TVA critics blast federal utility for limiting the public in public power, launch website on TVA's 'abuse of power'

Stephen Smith, executive director of the Southern Alliance for Clean Energy.
Stephen Smith, executive director of the Southern Alliance for Clean Energy.

The Tennessee Valley Authority board will hear from any interested persons wanting to address the board at 3:30 p.m. today at the Chattanooga Convention Center, but one of the leading environmental groups in the region won't be at the session because its leaders claim the forum shouldn't be separated from the more public TVA board meeting set for Thursday morning.
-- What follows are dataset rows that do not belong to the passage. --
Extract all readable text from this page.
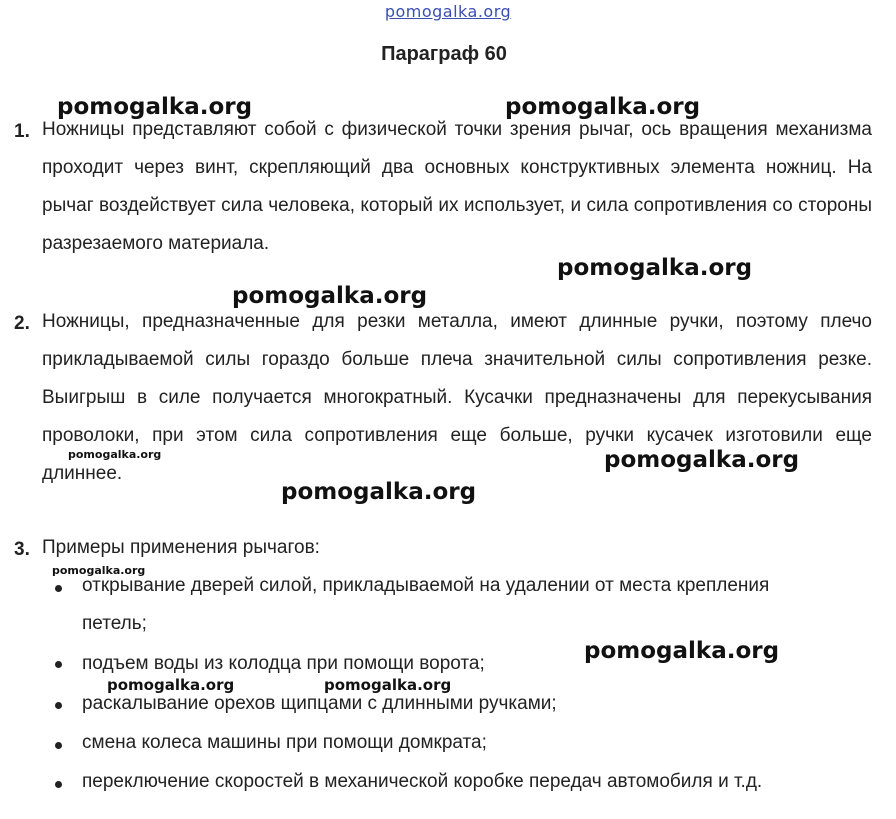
pomogalka.org
Параграф 60
1. Ножницы представляют собой с физической точки зрения рычаг, ось вращения механизма проходит через винт, скрепляющий два основных конструктивных элемента ножниц. На рычаг воздействует сила человека, который их использует, и сила сопротивления со стороны разрезаемого материала.

2. Ножницы, предназначенные для резки металла, имеют длинные ручки, поэтому плечо прикладываемой силы гораздо больше плеча значительной силы сопротивления резке. Выигрыш в силе получается многократный. Кусачки предназначены для перекусывания проволоки, при этом сила сопротивления еще больше, ручки кусачек изготовили еще длиннее.

3. Примеры применения рычагов:

открывание дверей силой, прикладываемой на удалении от места крепления петель;
подъем воды из колодца при помощи ворота;
раскалывание орехов щипцами с длинными ручками;
смена колеса машины при помощи домкрата;
переключение скоростей в механической коробке передач автомобиля и т.д.
pomogalka.org	pomogalka.org
pomogalka.org
pomogalka.org
pomogalka.org	pomogalka.org
pomogalka.org
pomogalka.org
pomogalka.org
pomogalka.org	pomogalka.org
"The continuation today of TVA's 'pilot' program 'listening session,' forcing the public to travel on a different day and to a separate location, and thus preventing the public from directly addressing the TVA Board members at quarterly board meeting, is simply the latest evidence that TVA is completely out of touch with the people they are tasked to serve," Dr. Stephen Smith, executive director of the Knoxville-based Southern Alliance for Clean Energy, said in a statement today. "At a time where TVA is making major decisions about the future of large power plants and worker health, and adding stealth fees that increase small customers' bills, this self regulated federal monopoly is becoming increasingly less transparent. The word 'public' used to mean something in 'public power'; now it is used as an excuse to avoid oversight and accountability."

The Southern Alliance for Clean Energy today launched a new web site the group says is "dedicated to holding TVA and Tennessee Valley Local Power Companies accountable" at www.NotPublicPower.org.

"We are asking people from around the region to share their stories of how TVA and their operatives are abusing their power," Smith said. "We hope this information will lead to the necessary changes both large and small that protect the public interest."

TVA will conduct one of its four public board meetings at 9:30 a.m. Thursday in the Missionary Ridge auditorium of the TVA Chattanooga Office Complex. Such meetings are live streamed on the internet, but today's listening session is not and committees of the TVA board are meeting this week in private.

Smith's criticism of TVA's secrecy comes as U.S. Rep. Tim Burchett, a Knoxville Republican, is pushing legislation to revise the TVA act and require the federal utility board to conducts its committee meetings in open session with publicly available agendas and minutes. Burchett introduced his bill, "Tennessee Valley Authority Transparency Act of 2019," as his first piece of legislation since taking office in the U.S. House last month.

TVA, a federally owned corporation created by Congress in 1933, insists it is open and transparent and today's listening session is designed to be more informal and interactive with members of the public than previous listening sessions held at the quarterly TVA board meetings. TVA spokesman Jim Hopson said the new approach gives board members time to consider any public comment before Thursday's meeting.

On Thursday, TVA is expected to decide the fate of aging coal plants in Paradise, Kentucky and Oak Ridge, Tennessee where the Paradise and Bull Run fossil plants have operated for more than a half century. TVA also will get an update - and could possibly act - on hiring a new chief executive to succeed the retiring Bill Johnson.

TVA spokesman Jim Hopson said TVA is subject to the Open Records Act for federal agencies, regularly files detailed financial reports every quarter with the U.S. Securities and Exchange Commission and its 9-member board, which is appointed by the president and confirmed by the U.S. Senate, meets in public to make all major decisions.

In TVA's early history, the then 3-member TVA board didn't even meet in public sessions to make decisions. But Hopson said the agency now "works hard to be transparent while serving nearly 10 million people across seven states," with electric service through 154 municipalities and power coops in its 7-state region.

"In addition to public meetings on a host of topics and the TVA Board of Directors' public listening sessions and business meetings, we offer numerous public comment periods associated with potential policies and actions, provide simple instructions for submitting Freedom of Information Act requests, and file detailed financial reports with the Securities and Exchange Commission."